Fıtık Nasıl Anlaşılır?
Fıtıklar görüldükleri bölgelere göre çeşitli belirtiler verirler. Fıtığın boyutuna ve gelişim türüne göre de belirtilerin şiddeti artar veya azalır. Genelde ilgili bölgedeki ve devamındaki kaslarda uyuşma – ağrı; bölgede sürekli acı ve ani hareketlerde yırtılma benzeri hisler ortaya çıkar. Boyun ve bel fıtıkları hareket kapasitesini büyük oranda kısıtlar. Kasık ve bağırsak fıtıkları ise sindirim sistemini büyük oranda tahrip edebilir. İlgili şüphelerle doktora başvurulması sonrasında kesin tanı görüntüleme teknikleri kullanılarak yapılır.
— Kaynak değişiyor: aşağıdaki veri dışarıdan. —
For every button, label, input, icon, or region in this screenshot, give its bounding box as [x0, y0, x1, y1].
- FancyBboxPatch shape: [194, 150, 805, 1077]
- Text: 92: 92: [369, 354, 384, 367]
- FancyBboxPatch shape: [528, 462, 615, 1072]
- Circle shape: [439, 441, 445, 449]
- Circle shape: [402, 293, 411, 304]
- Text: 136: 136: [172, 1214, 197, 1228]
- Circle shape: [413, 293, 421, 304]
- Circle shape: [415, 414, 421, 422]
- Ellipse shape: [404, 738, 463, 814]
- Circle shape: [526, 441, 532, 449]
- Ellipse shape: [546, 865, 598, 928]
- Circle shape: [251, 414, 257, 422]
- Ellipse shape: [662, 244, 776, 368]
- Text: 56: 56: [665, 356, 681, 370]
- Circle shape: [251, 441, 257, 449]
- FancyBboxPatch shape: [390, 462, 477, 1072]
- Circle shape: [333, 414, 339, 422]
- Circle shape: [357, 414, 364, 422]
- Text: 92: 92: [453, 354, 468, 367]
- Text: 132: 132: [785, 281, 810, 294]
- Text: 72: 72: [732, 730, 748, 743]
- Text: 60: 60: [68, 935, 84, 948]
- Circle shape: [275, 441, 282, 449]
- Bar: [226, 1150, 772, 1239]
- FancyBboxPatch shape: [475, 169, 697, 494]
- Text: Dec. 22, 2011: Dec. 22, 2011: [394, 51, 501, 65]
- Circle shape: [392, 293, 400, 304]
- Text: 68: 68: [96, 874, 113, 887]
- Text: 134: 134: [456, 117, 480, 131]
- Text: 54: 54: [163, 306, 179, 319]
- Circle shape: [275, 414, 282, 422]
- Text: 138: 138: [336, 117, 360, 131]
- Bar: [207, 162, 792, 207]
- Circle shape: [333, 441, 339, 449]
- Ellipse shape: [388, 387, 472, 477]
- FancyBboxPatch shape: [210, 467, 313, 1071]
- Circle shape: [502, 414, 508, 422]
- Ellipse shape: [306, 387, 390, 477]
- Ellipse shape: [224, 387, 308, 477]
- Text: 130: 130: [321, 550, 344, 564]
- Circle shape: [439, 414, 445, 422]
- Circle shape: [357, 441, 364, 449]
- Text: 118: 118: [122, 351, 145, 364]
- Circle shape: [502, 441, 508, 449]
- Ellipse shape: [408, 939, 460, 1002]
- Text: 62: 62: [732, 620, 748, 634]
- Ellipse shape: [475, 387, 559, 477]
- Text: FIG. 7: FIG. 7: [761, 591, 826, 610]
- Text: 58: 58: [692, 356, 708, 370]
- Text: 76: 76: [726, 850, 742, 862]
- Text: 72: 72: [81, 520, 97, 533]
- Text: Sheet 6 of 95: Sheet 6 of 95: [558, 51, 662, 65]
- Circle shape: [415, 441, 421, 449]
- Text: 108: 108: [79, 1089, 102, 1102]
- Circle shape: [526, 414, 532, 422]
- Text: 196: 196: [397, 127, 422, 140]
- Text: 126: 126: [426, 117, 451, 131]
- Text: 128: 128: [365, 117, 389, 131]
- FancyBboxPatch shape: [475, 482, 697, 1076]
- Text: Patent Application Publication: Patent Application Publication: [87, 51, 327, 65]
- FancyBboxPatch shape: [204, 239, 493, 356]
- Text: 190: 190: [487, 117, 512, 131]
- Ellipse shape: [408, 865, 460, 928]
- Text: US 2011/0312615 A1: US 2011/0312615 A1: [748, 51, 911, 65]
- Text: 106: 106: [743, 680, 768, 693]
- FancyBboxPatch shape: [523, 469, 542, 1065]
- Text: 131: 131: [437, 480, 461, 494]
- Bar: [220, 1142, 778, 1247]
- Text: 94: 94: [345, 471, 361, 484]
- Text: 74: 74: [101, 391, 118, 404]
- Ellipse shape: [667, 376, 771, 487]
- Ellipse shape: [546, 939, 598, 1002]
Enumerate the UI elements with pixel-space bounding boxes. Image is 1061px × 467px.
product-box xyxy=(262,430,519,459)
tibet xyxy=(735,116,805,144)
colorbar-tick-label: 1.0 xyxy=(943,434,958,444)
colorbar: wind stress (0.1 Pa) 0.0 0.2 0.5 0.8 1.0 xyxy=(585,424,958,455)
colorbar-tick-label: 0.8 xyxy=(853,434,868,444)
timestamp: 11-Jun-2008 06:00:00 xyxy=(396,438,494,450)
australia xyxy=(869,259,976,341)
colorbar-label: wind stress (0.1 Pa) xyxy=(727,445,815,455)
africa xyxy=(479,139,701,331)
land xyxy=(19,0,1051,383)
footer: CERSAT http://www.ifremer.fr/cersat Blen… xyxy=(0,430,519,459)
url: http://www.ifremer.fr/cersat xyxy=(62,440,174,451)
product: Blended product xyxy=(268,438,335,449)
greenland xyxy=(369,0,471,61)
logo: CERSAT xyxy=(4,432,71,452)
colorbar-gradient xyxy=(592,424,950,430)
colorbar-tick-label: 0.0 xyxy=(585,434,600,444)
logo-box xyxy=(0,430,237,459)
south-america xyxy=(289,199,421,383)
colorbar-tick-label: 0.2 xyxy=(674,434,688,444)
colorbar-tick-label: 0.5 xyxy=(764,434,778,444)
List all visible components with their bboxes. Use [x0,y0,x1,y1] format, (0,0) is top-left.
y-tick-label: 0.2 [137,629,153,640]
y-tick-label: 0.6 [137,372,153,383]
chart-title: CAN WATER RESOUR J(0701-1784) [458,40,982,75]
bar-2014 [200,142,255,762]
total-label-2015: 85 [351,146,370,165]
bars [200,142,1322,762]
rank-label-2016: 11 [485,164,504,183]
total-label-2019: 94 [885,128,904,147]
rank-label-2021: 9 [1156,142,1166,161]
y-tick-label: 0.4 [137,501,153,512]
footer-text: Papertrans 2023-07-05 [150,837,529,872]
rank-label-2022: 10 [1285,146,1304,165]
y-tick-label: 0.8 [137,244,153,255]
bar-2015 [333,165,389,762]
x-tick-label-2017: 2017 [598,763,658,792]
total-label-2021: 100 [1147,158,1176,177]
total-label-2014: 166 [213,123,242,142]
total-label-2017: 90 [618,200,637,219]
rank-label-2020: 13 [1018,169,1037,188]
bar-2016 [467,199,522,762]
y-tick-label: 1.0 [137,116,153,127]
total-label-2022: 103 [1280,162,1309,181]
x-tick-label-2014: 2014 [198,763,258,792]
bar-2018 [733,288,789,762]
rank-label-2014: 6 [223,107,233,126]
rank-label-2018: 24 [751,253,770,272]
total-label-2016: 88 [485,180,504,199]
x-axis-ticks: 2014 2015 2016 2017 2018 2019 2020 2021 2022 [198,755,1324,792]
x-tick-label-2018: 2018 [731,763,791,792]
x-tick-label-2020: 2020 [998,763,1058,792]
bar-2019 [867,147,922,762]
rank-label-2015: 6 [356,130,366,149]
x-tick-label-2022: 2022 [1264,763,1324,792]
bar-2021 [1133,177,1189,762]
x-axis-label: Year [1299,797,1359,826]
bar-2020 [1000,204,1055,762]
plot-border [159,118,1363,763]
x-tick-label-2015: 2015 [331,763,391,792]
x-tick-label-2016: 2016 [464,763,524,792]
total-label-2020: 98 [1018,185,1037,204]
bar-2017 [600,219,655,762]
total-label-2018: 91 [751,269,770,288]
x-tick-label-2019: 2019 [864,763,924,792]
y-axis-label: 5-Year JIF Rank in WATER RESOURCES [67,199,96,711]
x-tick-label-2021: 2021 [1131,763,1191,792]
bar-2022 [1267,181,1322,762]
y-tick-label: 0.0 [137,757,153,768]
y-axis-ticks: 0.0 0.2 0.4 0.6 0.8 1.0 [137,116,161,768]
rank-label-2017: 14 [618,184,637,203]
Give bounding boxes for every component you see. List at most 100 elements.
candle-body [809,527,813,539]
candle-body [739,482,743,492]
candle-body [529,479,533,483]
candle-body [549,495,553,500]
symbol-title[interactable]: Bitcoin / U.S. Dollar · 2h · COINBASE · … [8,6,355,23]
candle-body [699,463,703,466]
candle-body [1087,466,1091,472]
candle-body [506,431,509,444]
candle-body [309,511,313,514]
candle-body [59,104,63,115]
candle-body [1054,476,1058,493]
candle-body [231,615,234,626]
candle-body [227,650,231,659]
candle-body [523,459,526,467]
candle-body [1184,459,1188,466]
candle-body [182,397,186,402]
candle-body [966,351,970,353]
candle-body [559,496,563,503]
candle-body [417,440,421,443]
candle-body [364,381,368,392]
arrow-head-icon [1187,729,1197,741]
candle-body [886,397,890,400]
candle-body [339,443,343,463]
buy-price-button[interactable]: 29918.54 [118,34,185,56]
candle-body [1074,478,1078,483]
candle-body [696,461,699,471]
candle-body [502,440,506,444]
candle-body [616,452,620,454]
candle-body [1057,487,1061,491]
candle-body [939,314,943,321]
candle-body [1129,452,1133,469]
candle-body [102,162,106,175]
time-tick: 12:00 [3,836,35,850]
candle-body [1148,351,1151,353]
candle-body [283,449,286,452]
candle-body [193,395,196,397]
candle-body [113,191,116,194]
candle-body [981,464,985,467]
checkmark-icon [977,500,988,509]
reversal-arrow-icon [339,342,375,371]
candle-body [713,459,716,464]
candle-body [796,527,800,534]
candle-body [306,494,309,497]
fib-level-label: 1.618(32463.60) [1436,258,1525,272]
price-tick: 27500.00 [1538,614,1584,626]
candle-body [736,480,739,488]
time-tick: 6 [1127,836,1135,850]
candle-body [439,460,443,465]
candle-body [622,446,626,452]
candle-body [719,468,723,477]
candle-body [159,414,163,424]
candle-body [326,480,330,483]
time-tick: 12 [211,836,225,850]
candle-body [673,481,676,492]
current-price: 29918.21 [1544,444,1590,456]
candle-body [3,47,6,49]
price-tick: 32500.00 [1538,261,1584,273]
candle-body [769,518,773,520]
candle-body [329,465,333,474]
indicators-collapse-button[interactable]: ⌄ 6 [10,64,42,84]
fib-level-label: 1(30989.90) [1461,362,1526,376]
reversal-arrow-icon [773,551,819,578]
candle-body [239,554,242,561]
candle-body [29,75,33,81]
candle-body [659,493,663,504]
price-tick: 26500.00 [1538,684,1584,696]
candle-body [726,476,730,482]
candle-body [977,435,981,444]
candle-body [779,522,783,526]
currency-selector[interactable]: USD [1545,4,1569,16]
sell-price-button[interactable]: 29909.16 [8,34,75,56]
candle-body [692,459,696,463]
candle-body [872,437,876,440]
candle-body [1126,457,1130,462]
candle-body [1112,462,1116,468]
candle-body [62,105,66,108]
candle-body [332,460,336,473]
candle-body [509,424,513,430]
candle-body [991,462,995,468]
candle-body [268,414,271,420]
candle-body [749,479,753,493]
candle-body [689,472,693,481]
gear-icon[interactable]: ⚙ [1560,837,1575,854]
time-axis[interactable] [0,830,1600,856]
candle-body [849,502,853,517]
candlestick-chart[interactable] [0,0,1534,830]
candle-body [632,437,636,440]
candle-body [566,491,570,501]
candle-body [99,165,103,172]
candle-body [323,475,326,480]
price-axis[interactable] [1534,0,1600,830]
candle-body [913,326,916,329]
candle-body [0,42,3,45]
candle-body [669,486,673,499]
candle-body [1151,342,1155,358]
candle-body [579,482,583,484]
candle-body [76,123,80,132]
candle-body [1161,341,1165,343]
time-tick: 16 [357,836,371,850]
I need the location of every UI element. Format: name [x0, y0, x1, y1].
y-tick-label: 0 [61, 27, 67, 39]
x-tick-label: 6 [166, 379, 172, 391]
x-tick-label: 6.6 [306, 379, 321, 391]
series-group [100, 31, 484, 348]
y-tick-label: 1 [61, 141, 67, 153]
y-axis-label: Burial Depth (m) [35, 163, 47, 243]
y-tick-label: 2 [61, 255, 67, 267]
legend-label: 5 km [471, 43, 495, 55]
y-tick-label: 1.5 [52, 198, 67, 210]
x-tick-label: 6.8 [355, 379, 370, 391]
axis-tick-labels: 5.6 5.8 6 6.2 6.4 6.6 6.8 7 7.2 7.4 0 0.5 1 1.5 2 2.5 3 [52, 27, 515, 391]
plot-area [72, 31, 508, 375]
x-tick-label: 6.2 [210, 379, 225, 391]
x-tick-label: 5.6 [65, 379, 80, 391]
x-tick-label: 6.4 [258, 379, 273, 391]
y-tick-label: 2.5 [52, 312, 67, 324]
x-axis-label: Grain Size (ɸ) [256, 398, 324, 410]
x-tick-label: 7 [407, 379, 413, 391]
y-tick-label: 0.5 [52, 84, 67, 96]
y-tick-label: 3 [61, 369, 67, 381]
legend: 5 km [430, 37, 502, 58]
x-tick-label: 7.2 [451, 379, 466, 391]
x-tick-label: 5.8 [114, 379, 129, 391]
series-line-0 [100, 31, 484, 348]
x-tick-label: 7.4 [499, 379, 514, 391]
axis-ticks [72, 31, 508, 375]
Fıtık Ne Kadar Sürede Oluşur?
Fıtıkların oluşumunda iki farklı süreçten bahsetmek mümkündür: Aniden gelişen ve ciddi sorunlara yol açan fıtıklar ve yavaş yavaş gelişen, ortaya çıktığında da öncesiyle benzer belirtileri veren fıtıklar olarak. Aniden gelişen fıtıkların temel sebebi ani bir hareket veya yük kaldırılması iken diğerlerinin gelişim sebebi doku zayıflamalarıdır. Yaş, cinsiyet, iş ve hareket kabiliyeti gibi unsurlar fıtık oluşum süresi üzerinde belirleyici unsurlardır.
Fıtık Tekrarlar Mı?
Fıtık, fıtığa sebep olan faktörler hayat tarzından çıkarıldığında tekrarlamaz. Tekrarlayan fıtıklar da genelde tam olarak aynı noktadan değil, daha önceden fıtık geçirilen noktaya çok yakın bir noktadan gelişirler. Fıtığı bir kez geçirmiş olmak risk grubu içerisinde yer alındığının kanıtıdır. Bu sebepten ötürü de tekrar riskini azaltmak için hayat tarzında çok ciddi değişiklikler yapılmalıdır.